SAT Difficult Reading Workout

 

Having been an SAT prep tutor for several years and worked with hundreds of students, one thing I’ve noticed is that students’ Writing and Language scores are often easier to improve than their Reading scores. This is because the Writing and Language section tests topics of grammar and composition that are easily memorized and applied, whereas with the Reading section there’s no substitute for strengthening reading comprehension. Doing so is like building muscle at the gym: you need to work at it, regiment it, and challenge yourself. Many students dislike reading or claim to have no time to read outside of class. If you’re serious about improving your reading score, you need to make time to work through difficult reading. The following workout will give you an idea of what to do to improve your reading comprehension.

 

First, compile your texts.

 

For most students, the most difficult reading comprehension will be History and Social Sciences passages from the 18th, 19th, and early 20th centuries.
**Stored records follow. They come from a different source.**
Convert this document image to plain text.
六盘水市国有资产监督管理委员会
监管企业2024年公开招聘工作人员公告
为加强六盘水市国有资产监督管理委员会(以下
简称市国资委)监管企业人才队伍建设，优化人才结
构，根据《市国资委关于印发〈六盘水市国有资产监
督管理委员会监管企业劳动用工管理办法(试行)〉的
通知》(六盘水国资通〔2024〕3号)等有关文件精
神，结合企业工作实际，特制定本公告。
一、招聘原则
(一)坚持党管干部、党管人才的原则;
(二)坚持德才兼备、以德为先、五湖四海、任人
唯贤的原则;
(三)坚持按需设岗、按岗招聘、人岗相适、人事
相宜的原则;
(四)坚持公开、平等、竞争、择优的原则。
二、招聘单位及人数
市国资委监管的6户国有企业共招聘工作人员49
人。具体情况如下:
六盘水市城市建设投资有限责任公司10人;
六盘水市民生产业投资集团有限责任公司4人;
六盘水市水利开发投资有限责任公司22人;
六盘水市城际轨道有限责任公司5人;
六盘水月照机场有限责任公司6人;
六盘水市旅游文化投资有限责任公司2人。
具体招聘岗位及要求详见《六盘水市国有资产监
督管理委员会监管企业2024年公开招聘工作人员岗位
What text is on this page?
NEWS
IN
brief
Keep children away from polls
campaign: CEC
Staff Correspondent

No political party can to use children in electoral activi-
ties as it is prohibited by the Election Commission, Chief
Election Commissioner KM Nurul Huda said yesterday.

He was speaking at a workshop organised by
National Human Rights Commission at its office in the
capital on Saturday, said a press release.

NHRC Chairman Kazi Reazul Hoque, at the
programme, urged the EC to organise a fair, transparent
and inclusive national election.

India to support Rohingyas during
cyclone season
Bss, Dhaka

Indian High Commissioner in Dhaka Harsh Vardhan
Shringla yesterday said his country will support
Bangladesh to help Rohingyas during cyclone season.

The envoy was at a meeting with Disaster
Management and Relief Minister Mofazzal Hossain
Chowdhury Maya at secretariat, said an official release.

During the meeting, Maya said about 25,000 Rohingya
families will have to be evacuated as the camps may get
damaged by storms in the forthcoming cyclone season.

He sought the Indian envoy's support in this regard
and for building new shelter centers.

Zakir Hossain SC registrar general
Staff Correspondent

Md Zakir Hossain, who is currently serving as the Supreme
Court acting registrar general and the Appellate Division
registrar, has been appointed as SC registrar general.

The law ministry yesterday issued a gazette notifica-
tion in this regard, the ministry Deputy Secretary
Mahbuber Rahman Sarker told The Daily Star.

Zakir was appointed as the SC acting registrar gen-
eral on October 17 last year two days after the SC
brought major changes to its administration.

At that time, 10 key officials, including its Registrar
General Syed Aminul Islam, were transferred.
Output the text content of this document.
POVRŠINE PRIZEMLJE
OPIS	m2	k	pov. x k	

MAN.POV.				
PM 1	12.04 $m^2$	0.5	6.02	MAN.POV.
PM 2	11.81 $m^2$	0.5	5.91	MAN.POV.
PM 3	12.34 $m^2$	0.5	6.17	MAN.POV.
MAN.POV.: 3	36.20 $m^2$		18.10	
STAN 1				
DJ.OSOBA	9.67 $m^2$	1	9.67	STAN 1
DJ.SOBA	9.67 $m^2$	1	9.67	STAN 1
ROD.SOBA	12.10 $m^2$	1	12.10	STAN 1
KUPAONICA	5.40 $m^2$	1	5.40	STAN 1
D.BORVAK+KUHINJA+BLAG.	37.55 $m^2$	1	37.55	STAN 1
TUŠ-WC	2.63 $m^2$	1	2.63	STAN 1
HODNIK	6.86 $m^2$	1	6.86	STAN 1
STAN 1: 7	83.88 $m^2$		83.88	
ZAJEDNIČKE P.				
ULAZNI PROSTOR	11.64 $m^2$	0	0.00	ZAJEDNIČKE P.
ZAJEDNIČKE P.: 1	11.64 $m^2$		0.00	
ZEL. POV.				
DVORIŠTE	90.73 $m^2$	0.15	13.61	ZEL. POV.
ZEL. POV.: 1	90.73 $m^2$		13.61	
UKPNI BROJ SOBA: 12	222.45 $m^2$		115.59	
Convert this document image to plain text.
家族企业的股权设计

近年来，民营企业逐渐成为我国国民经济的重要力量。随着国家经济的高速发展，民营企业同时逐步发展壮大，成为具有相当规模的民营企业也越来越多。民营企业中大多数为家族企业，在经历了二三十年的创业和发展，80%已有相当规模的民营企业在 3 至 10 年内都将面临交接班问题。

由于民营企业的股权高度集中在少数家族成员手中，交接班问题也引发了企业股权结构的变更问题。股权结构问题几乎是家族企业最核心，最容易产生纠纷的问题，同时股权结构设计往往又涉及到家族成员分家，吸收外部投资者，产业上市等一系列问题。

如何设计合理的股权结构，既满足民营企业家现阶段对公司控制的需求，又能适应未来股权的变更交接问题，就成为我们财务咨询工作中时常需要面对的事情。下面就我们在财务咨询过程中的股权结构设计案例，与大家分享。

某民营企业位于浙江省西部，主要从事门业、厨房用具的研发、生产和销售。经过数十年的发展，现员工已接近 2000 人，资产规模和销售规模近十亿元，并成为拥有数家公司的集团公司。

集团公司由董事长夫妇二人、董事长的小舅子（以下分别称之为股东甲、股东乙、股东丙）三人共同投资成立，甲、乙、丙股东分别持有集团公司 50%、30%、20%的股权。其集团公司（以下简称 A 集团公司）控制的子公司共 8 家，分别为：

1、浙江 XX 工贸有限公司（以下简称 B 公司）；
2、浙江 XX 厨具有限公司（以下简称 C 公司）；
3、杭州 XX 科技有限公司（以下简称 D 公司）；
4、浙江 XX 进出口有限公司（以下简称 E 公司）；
How do you know what types of difficult texts might be featured on the SAT? It’s simple: look to the SAT’s history of passages and work through texts written by the authors of those texts or their contemporaries. Write down their names: Edmund Burke, Abraham Lincoln, Virginia Woolf, Henry David Thoreau, etc.

 

Once you’ve compiled a list of authors, seek out popular texts by these authors and copy and paste excerpts from these texts (they will all be in the public domain and therefore available online for free) into a Word document.

 

Now that you’ve gotten some authors and texts to work with, begin to gather information about these authors. Who were they? What was their place in literary history? What did they believe or argue? Who else was writing and thinking at the same time? What were the main social and political ideas and texts of the time?

 

Daily SAT Reading Comprehension Practice

Spend ten minutes to an hour with a text from one of these authors. Work slowly, deliberately, to read and fully comprehend one paragraph at a time. Read with a dictionary on hand, looking up the definition of every word for which you’re not fully certain of the meaning. Paraphrase the paragraph, word by word, until you have a version in your own words. You want to capture not just what’s being said in general but also the particular details, examples, and touches the author includes. See if you can answer some SAT style questions about the text itself or certain words or paragraphs. Ask yourself: what is the function of this paragraph? How does the author’s use of this word serve to advance his or her argument? What is the main purpose of the text? The author’s main argument can best be summarized as what? And so on. It isn’t difficult to generate SAT Reading questions for yourself. Again, look to official practice tests to observe the style of questions the SAT asks. You’ll notice a pattern emerge.

 

If you do this work every night—closely reading, word by word, sentence by sentence, paragraph by paragraph, text by text, looking up unfamiliar words, paraphrasing what you read, always asking yourself what the function of this word of this word or this paragraph is, reflecting on the author’s goals and argument—you’ll notice vast improvement on the SAT Reading section. In fact, you may just surprise yourself: there’s only a finite amount of text from which the SAT can draw its difficult history and social science passages. If you’ve read the bulk of the social, political, and cultural texts of the day, you might be surprised to encounter a passage on the SAT you’ve read before! It’s certainly happened to me.

 

If you struggle with SAT Reading passages in other areas, such as science, you can easily apply this reading comprehension workout’s strategies to other domains. For example, you might look to see what books and science journals the SAT draws its science passages from, and then seek out other articles by similar authors in the same or similar journals. Work slowly and deliberately through the text, doing the very same thing I’ve described above. Before you know it, you’ll know a ton of new information and science terminology, and you’ll give yourself an edge on SAT science passages.

 

The bottom line, though, is that strong readers have one thing in common: they read. They look up words. They ask themselves questions about what they read. And they always reach for something slightly more difficult. That’s how they stay at the top of their game.

 

Hopefully this SAT Reading workout suggestion proves useful to you! Soon you’ll be on your way to a perfect score (fingers crossed).